Molecular dynamics simulations, similar to those employed in HIV antibody research, can identify key antibody mutations that prevent target escape and optimize binding affinity . For SHH4 Antibody research, computational approaches offer several advantages:

• Epitope mapping: Computational analysis can predict epitope-paratope interactions with atomic-level precision, enabling rational design of improved antibody variants

• Affinity maturation: In silico approaches can guide the introduction of specific mutations to enhance binding affinity and specificity

• Cross-reactivity prediction: Computational methods can assess potential cross-reactivity with related proteins, improving antibody specificity

• Developability assessment: Algorithms can predict physical properties important for antibody stability and manufacturing

Hierarchical clustering algorithms have been successfully applied to compare antibody reactivity patterns across different cell types . Similar approaches could be employed to:

• Compare SHH4 Antibody with other anti-SHH antibodies

• Identify optimal cell models for specific research questions

• Characterize epitope specificity across tissue types

What are the emerging applications of SHH4 Antibody in developmental biology and regenerative medicine?
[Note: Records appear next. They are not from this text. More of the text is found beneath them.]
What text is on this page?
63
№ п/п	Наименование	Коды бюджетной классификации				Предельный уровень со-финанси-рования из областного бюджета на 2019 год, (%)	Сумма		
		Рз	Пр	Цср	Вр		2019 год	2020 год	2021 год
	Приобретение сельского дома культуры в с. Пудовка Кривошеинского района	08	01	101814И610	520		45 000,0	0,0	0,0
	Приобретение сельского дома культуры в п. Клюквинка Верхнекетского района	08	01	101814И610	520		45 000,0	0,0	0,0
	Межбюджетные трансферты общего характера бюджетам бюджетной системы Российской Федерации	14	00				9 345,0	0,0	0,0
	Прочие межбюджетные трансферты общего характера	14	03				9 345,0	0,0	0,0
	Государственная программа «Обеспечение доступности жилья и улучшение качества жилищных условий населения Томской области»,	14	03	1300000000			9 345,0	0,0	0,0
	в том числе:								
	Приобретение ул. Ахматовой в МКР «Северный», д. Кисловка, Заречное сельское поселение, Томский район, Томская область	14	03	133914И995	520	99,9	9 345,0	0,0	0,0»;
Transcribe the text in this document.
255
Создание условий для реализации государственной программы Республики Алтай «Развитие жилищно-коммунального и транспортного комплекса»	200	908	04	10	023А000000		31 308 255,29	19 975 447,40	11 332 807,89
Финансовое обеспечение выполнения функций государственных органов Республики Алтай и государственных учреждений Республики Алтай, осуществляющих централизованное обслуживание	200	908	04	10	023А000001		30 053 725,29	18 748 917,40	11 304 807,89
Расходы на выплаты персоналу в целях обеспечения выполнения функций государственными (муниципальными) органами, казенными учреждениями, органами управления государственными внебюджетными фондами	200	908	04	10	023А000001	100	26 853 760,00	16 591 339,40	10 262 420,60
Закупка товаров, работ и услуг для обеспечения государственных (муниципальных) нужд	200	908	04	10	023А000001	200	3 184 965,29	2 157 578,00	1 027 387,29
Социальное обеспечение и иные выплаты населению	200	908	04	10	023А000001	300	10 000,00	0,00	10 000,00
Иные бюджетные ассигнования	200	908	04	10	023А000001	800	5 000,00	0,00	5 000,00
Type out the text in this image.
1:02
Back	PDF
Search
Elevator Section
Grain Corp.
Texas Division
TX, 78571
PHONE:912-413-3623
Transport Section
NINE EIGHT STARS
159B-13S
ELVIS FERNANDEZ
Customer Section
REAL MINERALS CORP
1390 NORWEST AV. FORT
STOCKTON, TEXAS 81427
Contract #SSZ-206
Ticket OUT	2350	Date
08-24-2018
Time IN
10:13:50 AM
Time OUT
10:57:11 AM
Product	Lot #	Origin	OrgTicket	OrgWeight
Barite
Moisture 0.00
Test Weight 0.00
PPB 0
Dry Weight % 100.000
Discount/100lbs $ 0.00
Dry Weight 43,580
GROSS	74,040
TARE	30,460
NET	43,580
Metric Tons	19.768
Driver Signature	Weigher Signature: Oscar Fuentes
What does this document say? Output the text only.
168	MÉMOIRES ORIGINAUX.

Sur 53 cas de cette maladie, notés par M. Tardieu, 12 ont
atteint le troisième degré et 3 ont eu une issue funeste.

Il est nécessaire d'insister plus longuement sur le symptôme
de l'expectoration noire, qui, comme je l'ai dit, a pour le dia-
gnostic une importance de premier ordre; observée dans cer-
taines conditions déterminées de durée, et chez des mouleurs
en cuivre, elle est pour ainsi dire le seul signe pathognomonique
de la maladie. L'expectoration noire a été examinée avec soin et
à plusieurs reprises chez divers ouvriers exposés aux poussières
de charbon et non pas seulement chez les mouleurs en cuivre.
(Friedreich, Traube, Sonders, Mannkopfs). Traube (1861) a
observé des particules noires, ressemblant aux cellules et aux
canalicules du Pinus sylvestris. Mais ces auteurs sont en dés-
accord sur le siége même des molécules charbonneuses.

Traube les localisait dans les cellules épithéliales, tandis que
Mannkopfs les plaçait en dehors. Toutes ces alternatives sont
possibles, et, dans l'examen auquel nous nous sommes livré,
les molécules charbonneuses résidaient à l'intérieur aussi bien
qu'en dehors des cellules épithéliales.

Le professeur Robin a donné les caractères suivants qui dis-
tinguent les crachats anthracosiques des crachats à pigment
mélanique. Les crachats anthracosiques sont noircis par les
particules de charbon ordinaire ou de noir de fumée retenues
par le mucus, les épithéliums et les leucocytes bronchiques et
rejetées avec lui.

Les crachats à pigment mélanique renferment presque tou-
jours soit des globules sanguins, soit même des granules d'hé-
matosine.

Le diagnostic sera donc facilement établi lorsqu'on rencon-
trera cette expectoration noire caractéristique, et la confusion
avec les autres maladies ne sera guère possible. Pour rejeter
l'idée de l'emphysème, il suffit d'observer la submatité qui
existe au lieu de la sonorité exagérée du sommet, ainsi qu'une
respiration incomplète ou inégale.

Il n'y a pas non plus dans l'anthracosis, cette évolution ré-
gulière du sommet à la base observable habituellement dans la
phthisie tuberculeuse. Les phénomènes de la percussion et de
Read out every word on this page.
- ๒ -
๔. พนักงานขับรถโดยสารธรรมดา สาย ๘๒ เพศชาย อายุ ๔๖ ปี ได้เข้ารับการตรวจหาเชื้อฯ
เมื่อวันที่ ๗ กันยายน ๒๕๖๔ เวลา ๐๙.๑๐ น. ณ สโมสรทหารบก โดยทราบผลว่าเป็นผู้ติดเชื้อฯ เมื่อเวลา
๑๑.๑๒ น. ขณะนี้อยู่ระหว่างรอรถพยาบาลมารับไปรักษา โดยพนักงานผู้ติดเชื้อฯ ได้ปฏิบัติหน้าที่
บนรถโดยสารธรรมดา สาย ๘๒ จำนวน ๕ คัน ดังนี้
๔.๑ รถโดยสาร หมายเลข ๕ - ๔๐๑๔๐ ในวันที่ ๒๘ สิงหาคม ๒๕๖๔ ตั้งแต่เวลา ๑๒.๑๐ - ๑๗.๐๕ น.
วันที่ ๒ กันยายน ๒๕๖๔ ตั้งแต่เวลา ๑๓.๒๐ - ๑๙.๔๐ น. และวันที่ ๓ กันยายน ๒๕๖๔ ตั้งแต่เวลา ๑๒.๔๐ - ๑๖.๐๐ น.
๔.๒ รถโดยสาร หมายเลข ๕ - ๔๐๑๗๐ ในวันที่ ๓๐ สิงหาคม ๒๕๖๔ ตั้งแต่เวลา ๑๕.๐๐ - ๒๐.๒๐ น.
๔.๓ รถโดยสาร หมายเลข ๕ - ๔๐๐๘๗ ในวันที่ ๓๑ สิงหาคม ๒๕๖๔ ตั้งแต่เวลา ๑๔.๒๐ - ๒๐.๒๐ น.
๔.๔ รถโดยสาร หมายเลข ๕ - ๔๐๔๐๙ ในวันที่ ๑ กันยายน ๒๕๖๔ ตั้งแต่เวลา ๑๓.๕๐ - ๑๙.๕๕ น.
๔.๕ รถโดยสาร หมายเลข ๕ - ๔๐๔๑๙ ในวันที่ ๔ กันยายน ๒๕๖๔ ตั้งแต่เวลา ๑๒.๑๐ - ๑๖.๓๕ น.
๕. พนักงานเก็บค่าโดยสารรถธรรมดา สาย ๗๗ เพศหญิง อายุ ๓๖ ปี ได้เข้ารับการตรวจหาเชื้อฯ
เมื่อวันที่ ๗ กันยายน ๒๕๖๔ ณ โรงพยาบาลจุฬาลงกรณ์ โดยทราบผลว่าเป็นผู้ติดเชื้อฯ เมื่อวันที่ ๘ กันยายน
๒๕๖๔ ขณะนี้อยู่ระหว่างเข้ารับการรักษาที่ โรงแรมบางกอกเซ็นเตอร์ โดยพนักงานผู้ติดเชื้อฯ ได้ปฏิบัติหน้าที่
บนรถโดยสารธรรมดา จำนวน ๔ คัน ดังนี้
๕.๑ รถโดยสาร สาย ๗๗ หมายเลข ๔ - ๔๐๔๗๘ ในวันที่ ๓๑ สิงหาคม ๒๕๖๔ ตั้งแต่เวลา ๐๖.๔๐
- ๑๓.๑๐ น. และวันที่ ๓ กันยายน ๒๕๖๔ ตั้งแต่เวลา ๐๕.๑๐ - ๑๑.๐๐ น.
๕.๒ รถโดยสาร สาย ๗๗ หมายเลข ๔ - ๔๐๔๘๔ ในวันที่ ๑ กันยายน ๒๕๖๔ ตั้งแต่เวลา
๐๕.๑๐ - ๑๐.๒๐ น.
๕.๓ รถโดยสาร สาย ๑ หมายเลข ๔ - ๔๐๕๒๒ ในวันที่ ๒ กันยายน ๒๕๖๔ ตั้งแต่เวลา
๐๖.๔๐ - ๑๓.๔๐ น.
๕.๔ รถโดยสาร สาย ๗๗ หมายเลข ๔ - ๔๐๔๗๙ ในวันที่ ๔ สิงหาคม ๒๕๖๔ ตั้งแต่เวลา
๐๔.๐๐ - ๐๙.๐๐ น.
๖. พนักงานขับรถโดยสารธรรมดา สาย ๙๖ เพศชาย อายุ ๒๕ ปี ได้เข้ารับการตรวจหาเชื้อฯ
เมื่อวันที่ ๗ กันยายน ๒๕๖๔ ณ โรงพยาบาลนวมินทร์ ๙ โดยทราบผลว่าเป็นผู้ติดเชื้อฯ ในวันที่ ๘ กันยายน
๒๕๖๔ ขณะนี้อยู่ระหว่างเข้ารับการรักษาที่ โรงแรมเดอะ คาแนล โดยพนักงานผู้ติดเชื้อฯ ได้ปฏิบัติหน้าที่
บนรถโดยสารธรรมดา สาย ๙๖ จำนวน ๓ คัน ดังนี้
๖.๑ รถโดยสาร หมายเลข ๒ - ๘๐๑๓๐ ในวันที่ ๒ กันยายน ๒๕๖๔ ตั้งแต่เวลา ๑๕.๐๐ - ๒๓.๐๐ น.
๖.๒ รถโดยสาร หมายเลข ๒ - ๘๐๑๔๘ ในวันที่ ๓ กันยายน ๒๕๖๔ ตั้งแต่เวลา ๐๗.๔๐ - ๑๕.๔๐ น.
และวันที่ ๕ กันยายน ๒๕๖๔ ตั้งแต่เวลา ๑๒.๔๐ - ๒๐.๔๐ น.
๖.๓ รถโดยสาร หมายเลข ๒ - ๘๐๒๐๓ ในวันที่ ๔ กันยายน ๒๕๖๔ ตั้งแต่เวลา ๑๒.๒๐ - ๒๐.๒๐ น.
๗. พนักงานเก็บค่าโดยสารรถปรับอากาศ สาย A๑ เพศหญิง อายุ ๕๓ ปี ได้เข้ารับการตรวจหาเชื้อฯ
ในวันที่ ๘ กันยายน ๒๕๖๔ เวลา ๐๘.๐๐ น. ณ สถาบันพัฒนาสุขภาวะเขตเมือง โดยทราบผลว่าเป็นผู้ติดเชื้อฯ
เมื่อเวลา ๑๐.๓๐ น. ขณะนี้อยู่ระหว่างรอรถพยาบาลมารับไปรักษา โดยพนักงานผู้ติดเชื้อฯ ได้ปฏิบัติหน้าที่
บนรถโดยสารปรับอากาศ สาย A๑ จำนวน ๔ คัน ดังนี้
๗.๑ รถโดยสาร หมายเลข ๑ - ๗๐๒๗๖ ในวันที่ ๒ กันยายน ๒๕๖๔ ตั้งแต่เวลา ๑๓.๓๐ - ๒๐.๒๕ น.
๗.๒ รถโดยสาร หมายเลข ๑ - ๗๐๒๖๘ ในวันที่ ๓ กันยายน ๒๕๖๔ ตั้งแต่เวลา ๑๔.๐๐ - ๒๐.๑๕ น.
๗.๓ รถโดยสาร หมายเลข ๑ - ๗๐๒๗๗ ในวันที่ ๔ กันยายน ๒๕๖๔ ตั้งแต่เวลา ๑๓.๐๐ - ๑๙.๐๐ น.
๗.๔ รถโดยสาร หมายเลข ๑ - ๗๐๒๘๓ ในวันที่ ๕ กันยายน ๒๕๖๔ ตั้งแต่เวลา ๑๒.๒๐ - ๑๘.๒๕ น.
The critical role of SHH signaling in development suggests several emerging applications for SHH4 Antibody in developmental biology and regenerative medicine:

• Stem cell differentiation protocols: SHH4 Antibody can be used to monitor and potentially modulate SHH signaling during directed differentiation of pluripotent stem cells

• Organoid development: Tracking SHH expression patterns in 3D organoid models can provide insights into morphogenesis and cellular organization

• Tissue engineering applications: Monitoring SHH signaling during engineered tissue development may improve biomimetic properties

• Developmental disorder models: SHH4 Antibody can facilitate investigation of SHH pathway dysregulation in congenital disorders

• Regenerative processes: Studying SHH expression during tissue regeneration may identify therapeutic targets for enhancing repair

The antibody has been specifically noted as suitable for stem cell research applications, particularly in pluripotent and early differentiation contexts . This suggests its utility in investigating the role of SHH in establishing cell identity and tissue patterning.